A Lei Geral do Licenciamento Ambiental (Lei 15.190/25), sancionada em dezembro de 2025, entrou em vigor em 6 de fevereiro de 2026, após uma tramitação marcada por vetos presidenciais, edição de medida provisória e derrubada de dispositivos pelo Congresso. Conhecida como 'mãe de todas as boiadas', a norma transforma o licenciamento ambiental em exceção ao criar amplas possibilidades de dispensas e licenças autodeclaratórias, além de restringir a atuação de órgãos de proteção como o Ibama.
Principais pontos da nova lei
A lei enfraquece a proteção a indígenas, quilombolas e unidades de conservação, permite licenciamento sem vistoria prévia, estabelece renovações automáticas de licenças e reduz a participação popular em audiências públicas. Estados e municípios ganham autonomia para definir quais atividades devem ou não passar por licenciamento, sem coordenação nacional.

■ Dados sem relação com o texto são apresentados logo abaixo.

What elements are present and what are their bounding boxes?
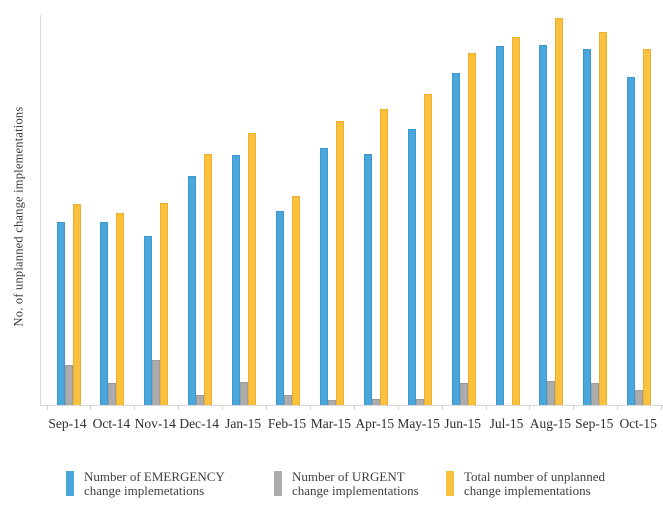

Um dos mecanismos centrais é a Licença por Adesão e Compromisso (LAC), destinada a empreendimentos de baixo ou médio porte e impacto. Nessa modalidade, o empreendedor apenas declara seguir parâmetros pré-estabelecidos, sem análise técnica prévia. A fiscalização ocorre por amostragem. O Supremo Tribunal Federal (STF) já havia declarado inconstitucional, em 2022, o licenciamento simplificado para atividades de risco médio.
Outro dispositivo, a Licença Ambiental Especial (LAE), foi criada de última hora pelo senador Davi Alcolumbre (UNIÃO-AP), que justificou a medida como forma de remover 'obstáculos que dificultam a implantação de atividades ou empreendimentos relevantes para o crescimento do País'. A LAE flexibiliza regras para empreendimentos considerados estratégicos, como hidrelétricas, ferrovias, portos e rodovias. O presidente Lula vetou o dispositivo, mas o reeditou por meio da Medida Provisória 1308/25, que recebeu 833 emendas e foi aprovada em 90 segundos no Congresso.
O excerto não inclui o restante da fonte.